Identification of Risk Factors for Chronic Q Fever, the Netherlands

Linda M. Kampschreur; Sandra Dekker; Julia C.J.P. Hagenaars; Peter J. Lestrade; Nicole H.M. Renders; Monique G.L. de Jager-Leclercq; Mirjam H.A. Hermans; Cornelis A.R. Groot; Rolf H.H. Groenwold; Andy I.M. Hoepelman; Peter C. Wever; Jan Jelrik Oosterheert


Emerging Infectious Diseases. 2012;18(4):563-570. 

In This Article

Abstract and Introduction


Since 2007, the Netherlands has experienced a large Q fever outbreak. To identify and quantify risk factors for development of chronic Q fever after Coxiella burnetii infection, we performed a case–control study. Comorbidity, cardiovascular risk factors, medications, and demographic characteristics from 105 patients with proven (n = 44), probable (n = 28), or possible (n = 33) chronic Q fever were compared with 201 patients who had acute Q fever in 2009 but in whom chronic Q fever did not develop (controls). Independent risk factors for development of proven chronic Q fever were valvular surgery, vascular prosthesis, aneurysm, renal insufficiency, and older age.

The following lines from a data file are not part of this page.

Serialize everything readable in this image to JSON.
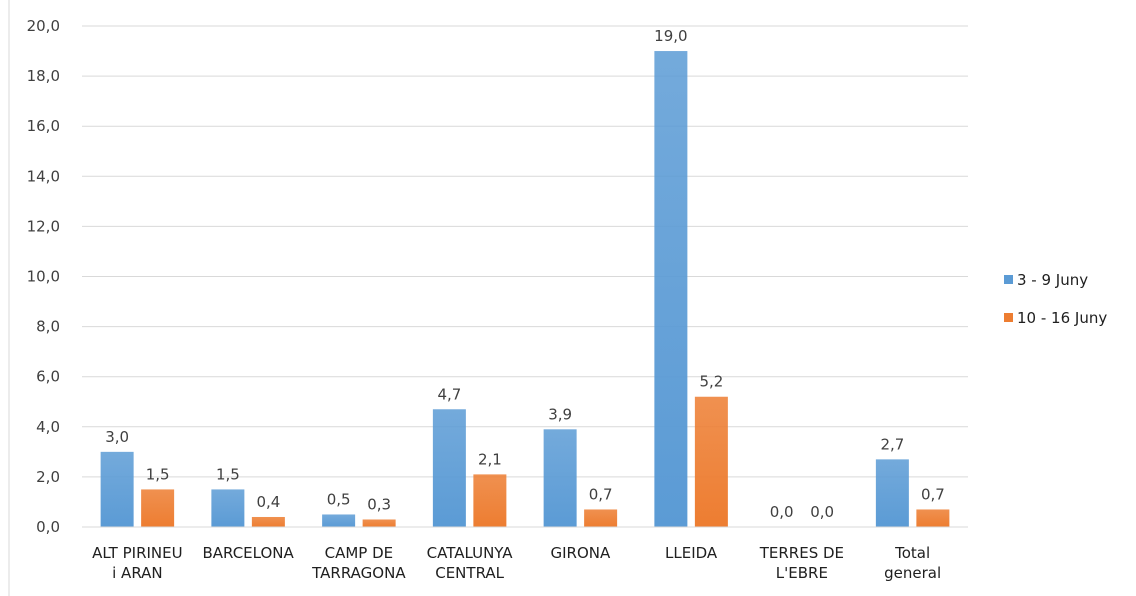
{
  "chart_data": {
    "type": "bar",
    "categories": [
      [
        "ALT PIRINEU",
        "i ARAN"
      ],
      [
        "BARCELONA"
      ],
      [
        "CAMP DE",
        "TARRAGONA"
      ],
      [
        "CATALUNYA",
        "CENTRAL"
      ],
      [
        "GIRONA"
      ],
      [
        "LLEIDA"
      ],
      [
        "TERRES DE",
        "L'EBRE"
      ],
      [
        "Total",
        "general"
      ]
    ],
    "series": [
      {
        "name": "3 - 9 Juny",
        "color": "#5b9bd5",
        "values": [
          3.0,
          1.5,
          0.5,
          4.7,
          3.9,
          19.0,
          0.0,
          2.7
        ],
        "labels": [
          "3,0",
          "1,5",
          "0,5",
          "4,7",
          "3,9",
          "19,0",
          "0,0",
          "2,7"
        ]
      },
      {
        "name": "10 - 16 Juny",
        "color": "#ed7d31",
        "values": [
          1.5,
          0.4,
          0.3,
          2.1,
          0.7,
          5.2,
          0.0,
          0.7
        ],
        "labels": [
          "1,5",
          "0,4",
          "0,3",
          "2,1",
          "0,7",
          "5,2",
          "0,0",
          "0,7"
        ]
      }
    ],
    "ylim": [
      0,
      20
    ],
    "yticks": [
      0,
      2,
      4,
      6,
      8,
      10,
      12,
      14,
      16,
      18,
      20
    ],
    "ytick_labels": [
      "0,0",
      "2,0",
      "4,0",
      "6,0",
      "8,0",
      "10,0",
      "12,0",
      "14,0",
      "16,0",
      "18,0",
      "20,0"
    ],
    "title": "",
    "xlabel": "",
    "ylabel": "",
    "grid": true,
    "legend_position": "right",
    "grid_color": "#d9d9d9"
  }
}
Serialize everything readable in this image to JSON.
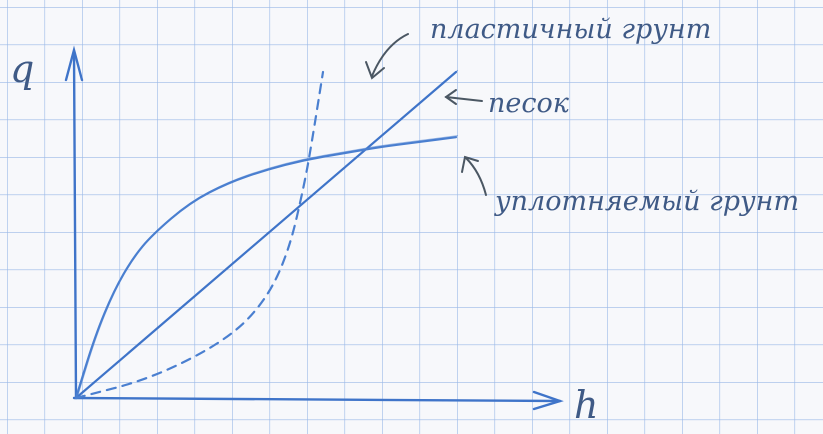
{
  "chart_data": {
    "type": "line",
    "title": "",
    "xlabel": "h",
    "ylabel": "q",
    "grid": true,
    "xlim": [
      0,
      10
    ],
    "ylim": [
      0,
      10
    ],
    "series": [
      {
        "name": "песок",
        "style": "solid",
        "color": "#3f74c9",
        "x": [
          0,
          10
        ],
        "y": [
          0,
          10
        ]
      },
      {
        "name": "уплотняемый грунт",
        "style": "solid",
        "color": "#4a7fd0",
        "x": [
          0,
          0.5,
          1,
          1.5,
          2,
          3,
          4,
          5,
          6,
          7,
          8,
          9,
          10
        ],
        "y": [
          0,
          1.9,
          3.3,
          4.3,
          5.0,
          6.0,
          6.6,
          7.0,
          7.3,
          7.5,
          7.7,
          7.85,
          8.0
        ]
      },
      {
        "name": "пластичный грунт",
        "style": "dashed",
        "color": "#4a7fd0",
        "x": [
          0,
          2,
          4,
          5,
          5.6,
          6.0,
          6.2,
          6.5
        ],
        "y": [
          0,
          0.6,
          1.8,
          3.0,
          4.5,
          6.5,
          7.8,
          10.0
        ]
      }
    ]
  }
}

Q fever, a zoonosis caused by the intracellular gram-negative bacterium Coxiella burnetii, is prevalent worldwide[1,2] and has various acute and chronic clinical manifestations. Acute Q fever is mostly a self-limiting, mild, influenza-like disease, sometimes complicated by severe pneumonia or hepatitis. Asymptomatic acute infection occurs in 50%–60% of patients.[3–5] Among patients infected by C. burnetii, infection progresses to chronic Q fever in 1%–5%, months to years after primary infection.[2,4,6] Previous data, mainly from France, show that endocarditis is the most common clinical manifestation (±75%), followed by infections of aortic aneurysms and vascular prostheses (±10%).[5,7–9] In the Netherlands, however, an equal distribution of endocarditis and vascular infections has been seen.[10]

Chronic Q fever leads to high illness and death rates if untreated, which makes early case finding and preventive measures critical for patients at high risk. Treatment for Q fever consists of long-term antimicrobial drug therapy, preferably a combination of doxycycline and hydroxychloroquine for 18–24 months. Previously identified risk factors for chronic Q fever are preexisting cardiac valvulopathy, vascular grafts and aneurysms, immunosuppression, and pregnancy; however, most published studies have been descriptive, lacked statistical quantification, or included specific high-risk groups only.[6–9,11,12]

Since 2007, a large Q fever outbreak has been ongoing in the Netherlands, with >4,000 acute Q fever cases reported.[13] Because of asymptomatic disease and overlap with other febrile diseases, however, the actual number of Q fever infections is probably much higher. Although the acute Q fever epidemic in the Netherlands has subsided, the number of patients with chronic Q fever is rising.[10,14] In this unique population, we conducted a case–control study to identify and quantify risk factors for development of chronic Q fever after C. burnetii infection.